Baldina is a rural locality in the Mid North region of South Australia, situated in the Regional Council of Goyder. It was established in August 2000, when boundaries were formalised for the "long established local name".

The name Baldina stems from an Aboriginal word for a set of springs on Baldina Creek. The name was used for two pastoral runs in the area: the Baldina Run, established by Henry Ayers in 1851, and the Baldina Creek Run by Alfred Barker in 1855–1856. The cadastral Hundred of Baldina was proclaimed on 30 December 1875; the hundred boundaries also include roughly half of modern Worlds End and a section of Burra Eastern Districts.

Baldina School opened in 1885 and closed in 1930, held in a Lutheran chapel. There were at least four former churches in the Hundred of Baldina: the Upper Bright (Baldina) Lutheran Church (1887-1960), the Baldina Plains (St Paul's) Lutheran Church (1878-1913) east of the Burra-Morgan Road, the Baldina Methodist Church, and the Douglas Primitive Methodist Church. A hotel, Midwinter's Hotel, was licensed in 1880 and served as a local meeting place, but was destroyed by fire in 1887. Baldina also once had its own post office.

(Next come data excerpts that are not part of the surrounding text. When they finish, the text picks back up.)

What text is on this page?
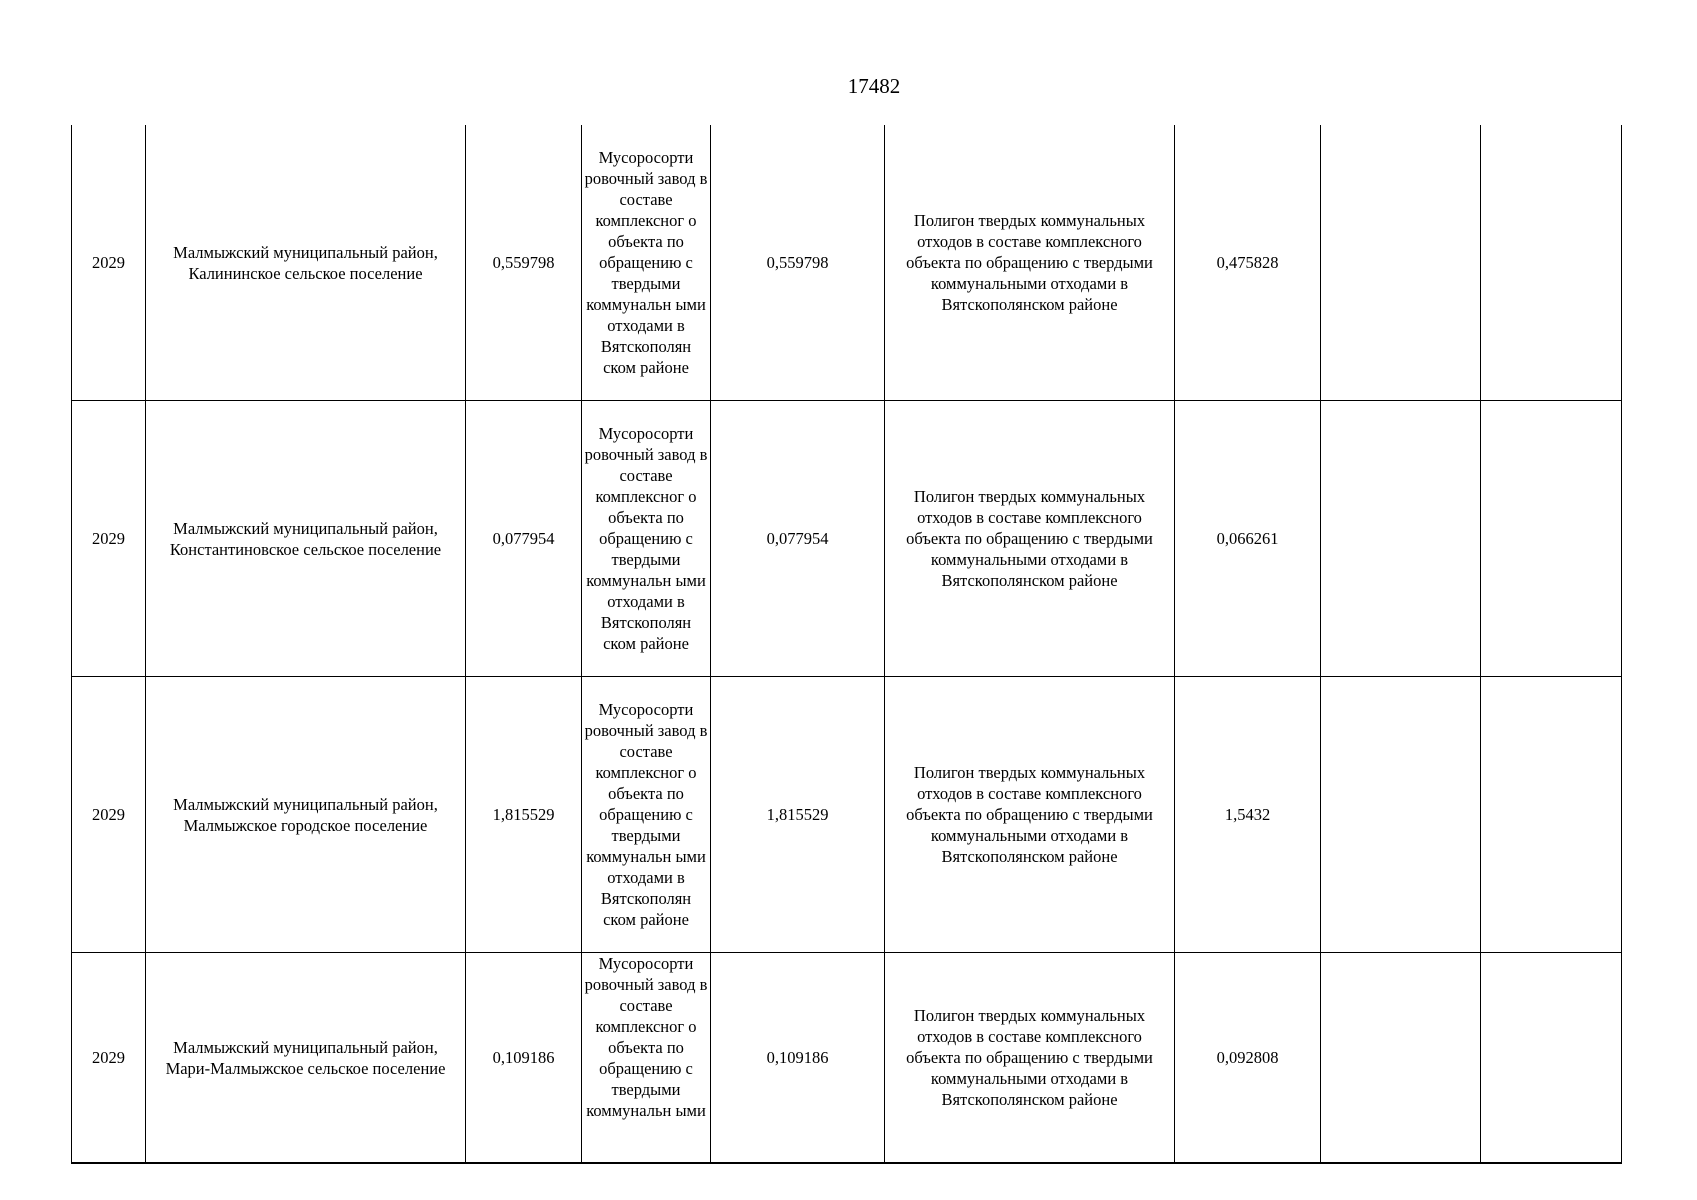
17482
2029	Малмыжский муниципальный район, Калининское сельское поселение	0,559798	Мусоросорти ровочный завод в составе комплексног о объекта по обращению с твердыми коммунальн ыми отходами в Вятскополян ском районе	0,559798	Полигон твердых коммунальных отходов в составе комплексного объекта по обращению с твердыми коммунальными отходами в Вятскополянском районе	0,475828		
2029	Малмыжский муниципальный район, Константиновское сельское поселение	0,077954	Мусоросорти ровочный завод в составе комплексног о объекта по обращению с твердыми коммунальн ыми отходами в Вятскополян ском районе	0,077954	Полигон твердых коммунальных отходов в составе комплексного объекта по обращению с твердыми коммунальными отходами в Вятскополянском районе	0,066261		
2029	Малмыжский муниципальный район, Малмыжское городское поселение	1,815529	Мусоросорти ровочный завод в составе комплексног о объекта по обращению с твердыми коммунальн ыми отходами в Вятскополян ском районе	1,815529	Полигон твердых коммунальных отходов в составе комплексного объекта по обращению с твердыми коммунальными отходами в Вятскополянском районе	1,5432		
2029	Малмыжский муниципальный район, Мари-Малмыжское сельское поселение	0,109186	Мусоросорти ровочный завод в составе комплексног о объекта по обращению с твердыми коммунальн ыми	0,109186	Полигон твердых коммунальных отходов в составе комплексного объекта по обращению с твердыми коммунальными отходами в Вятскополянском районе	0,092808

The locality also includes the Red Banks Conservation Park, claimed to be one of the richest megafauna sites in Australia, and the Baldina pastoral station. Baldina Cemetery is now located in Burra Eastern Districts due to changes to local boundaries.

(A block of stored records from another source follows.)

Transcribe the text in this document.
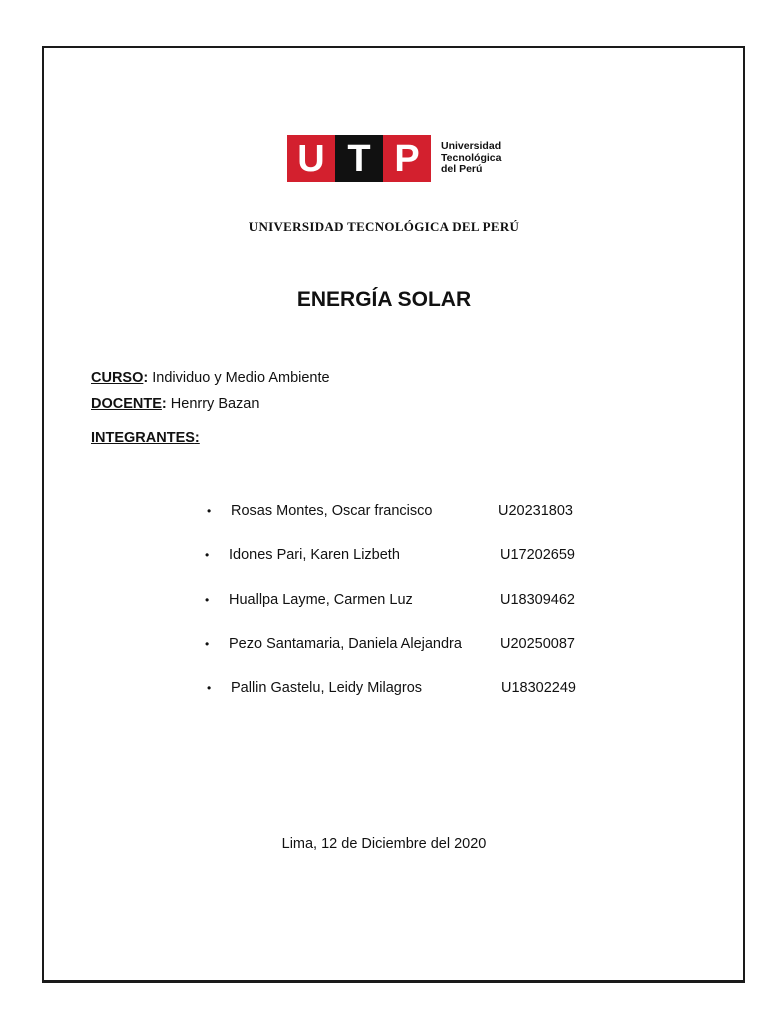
U T P	Universidad
Tecnológica
del Perú
UNIVERSIDAD TECNOLÓGICA DEL PERÚ
ENERGÍA SOLAR
CURSO: Individuo y Medio Ambiente
DOCENTE: Henrry Bazan
INTEGRANTES:
• Rosas Montes, Oscar francisco	U20231803
• Idones Pari, Karen Lizbeth	U17202659
• Huallpa Layme, Carmen Luz	U18309462
• Pezo Santamaria, Daniela Alejandra	U20250087
• Pallin Gastelu, Leidy Milagros	U18302249
Lima, 12 de Diciembre del 2020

There are also two former towns within the current boundaries: Douglas and Kilto. Douglas, along Eastern Road in the north of Baldina, was surveyed in March 1877 and declared to have ceased to exist on 18 June 1981. Kilto, now in the south of Baldina, was gazetted as an unbounded locality; it had originally been named Klaebes, but was one of the Germanic place names renamed during World War I. Klaebes Post Office opened in August 1879, closed in December 1910, and reopened around 1913; its final closure date is unknown.